Un projet à la fois innovant et flexible

« Ce projet est construit sur un mode opératoire adapté issu des réflexions de l’AFD sur les contextes de crise. Il est à la fois innovant, car il permet de mobiliser le savoir-faire d’opérateurs de terrain en optimisant l’appropriation par les acteurs publics et l’inscription des actions sur le long terme, et flexible, car il est basé sur un dispositif de co-construction entre autorités locales et ONG, et est accompagné  par un suivi évaluation renforcé permettant des adaptations de la logique d’intervention au fil de l’eau », a déclaré Philippe Bauduin.

 

Le Premier ministre du Niger Brigi Raffini, Hassoumi Massoudou, ministre des Finances,
Bernard Cazeneuve, ministre de l’Intérieur français et Philippe Bauduin,
lors de la signature de la convention le 7 février à Paris

 

Un soutien confirmé à un programme structurant pour le Niger : le programme Kandadji

L’AFD a également signé un protocole d’accord confirmant l’engagement de l’AFD à cofinancer (aux côtés de la Banque mondiale ) la centrale hydroélectrique de Kandadji pour 50 millions d'euros en prêt, dans le cadre du programme de régénération des écosystèmes et de mise en valeur de la vallée du fleuve Niger conçu autour du barrage du même nom.
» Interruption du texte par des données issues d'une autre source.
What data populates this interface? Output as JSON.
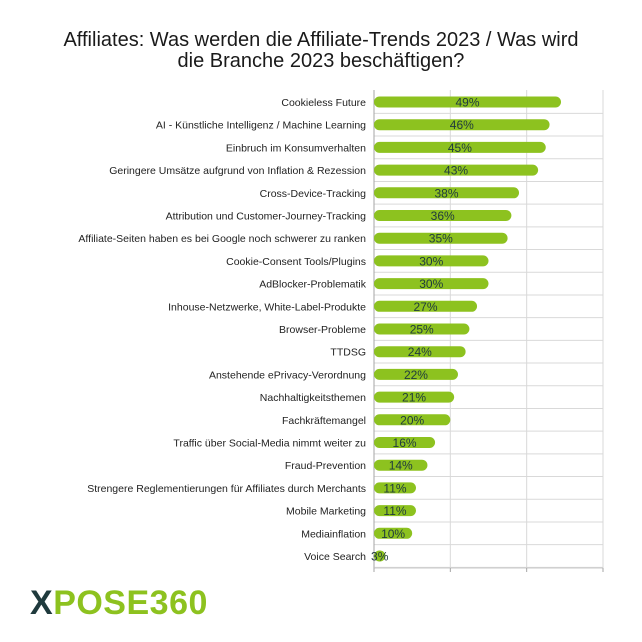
{
  "chart_data": {
    "type": "bar",
    "orientation": "horizontal",
    "title_lines": [
      "Affiliates: Was werden die Affiliate-Trends 2023 / Was wird",
      "die Branche 2023 beschäftigen?"
    ],
    "categories": [
      "Cookieless Future",
      "AI - Künstliche Intelligenz / Machine Learning",
      "Einbruch im Konsumverhalten",
      "Geringere Umsätze aufgrund von Inflation & Rezession",
      "Cross-Device-Tracking",
      "Attribution und Customer-Journey-Tracking",
      "Affiliate-Seiten haben es bei Google noch schwerer zu ranken",
      "Cookie-Consent Tools/Plugins",
      "AdBlocker-Problematik",
      "Inhouse-Netzwerke, White-Label-Produkte",
      "Browser-Probleme",
      "TTDSG",
      "Anstehende ePrivacy-Verordnung",
      "Nachhaltigkeitsthemen",
      "Fachkräftemangel",
      "Traffic über Social-Media nimmt weiter zu",
      "Fraud-Prevention",
      "Strengere Reglementierungen für Affiliates durch Merchants",
      "Mobile Marketing",
      "Mediainflation",
      "Voice Search"
    ],
    "values": [
      49,
      46,
      45,
      43,
      38,
      36,
      35,
      30,
      30,
      27,
      25,
      24,
      22,
      21,
      20,
      16,
      14,
      11,
      11,
      10,
      3
    ],
    "value_labels": [
      "49%",
      "46%",
      "45%",
      "43%",
      "38%",
      "36%",
      "35%",
      "30%",
      "30%",
      "27%",
      "25%",
      "24%",
      "22%",
      "21%",
      "20%",
      "16%",
      "14%",
      "11%",
      "11%",
      "10%",
      "3%"
    ],
    "xlim": [
      0,
      60
    ],
    "grid": true,
    "bar_color": "#8dc21f"
  },
  "logo": {
    "mark": "X",
    "rest": "POSE360",
    "colors": {
      "mark": "#1f3a3d",
      "rest": "#8dc21f"
    }
  }
}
Depuis les années 1970, le Niger a connu des sécheresses répétées et des débits très faibles dans le fleuve Niger, ce qui a fortement limité l'agriculture, aggravé la sécurité alimentaire et perturbé l'approvisionnement en eau potable.

Au cours de ces dernières années, l’alimentation en énergie électrique du pays a connu par ailleurs d’importantes perturbations, conséquences de la tension entre la forte augmentation de la demande en électricité que connaît le Niger (9 % par an depuis dix ans) et des capacités de production ou de transport qui arrivent à saturation.

 

La sécurisation énergétique, un facteur clé du développement

Le gouvernement nigérien, sous l’impulsion de son Président de la République, a fait de la sécurisation énergétique le facteur clé pour permettre le développement d’une économie compétitive et diversifiée.

Au sein de ce Plan, le Programme « Kandadji », cofinancé pour environ 1 milliard de dollars par de nombreux bailleurs et lancé depuis 2008, est considéré comme prioritaire et transformationnel pour le pays.

Ce Programme vise l’atteinte des résultats suivants :

  • la construction d’un barrage multi-usages, situé sur le fleuve Niger ;
  • la construction d’une centrale hydro-électrique de 130 MW ;
  • la construction d’une ligne haute tension d’évacuation de 132 KV ;
  • et l’aménagement de terres agricoles pour l’irrigation.

Face à la dégradation continue des ressources du bassin du fleuve Niger au Niger, le programme doit permettre également la préservation et la régénération des écosystèmes du bassin par la régulation du débit du fleuve.

 

L’AFD contribue à la réalisation du programme pour un montant final de 89 millions d'euros à travers 3 volets :

  1. des plans de développement locaux, à hauteur de 14 millions d'euros (subvention accordée en 2014) ;
  2. des périmètres irrigués pour 25 millions d'euros (prêt prévu en 2018) ;
  3. la centrale hydroélectrique pour 50 millions d'euros (prêt), en cofinancement avec la Banque mondiale (155 millions d'euros). L’objectif du projet de centrale hydro-électrique est de contribuer à l’augmentation et à la sécurisation des capacités de production électrique du pays. L’électricité produite, estimée à 630 GWh par an, sera évacuée vers Niamey et pourra également, en cas de surplus en saison des pluies, être exportée vers des pays voisins.

« L’AFD est engagée aux côtés des autorités nigériennes pour assurer le succès de ce projet structurant pour le Niger », s’est félicité Philippe Bauduin.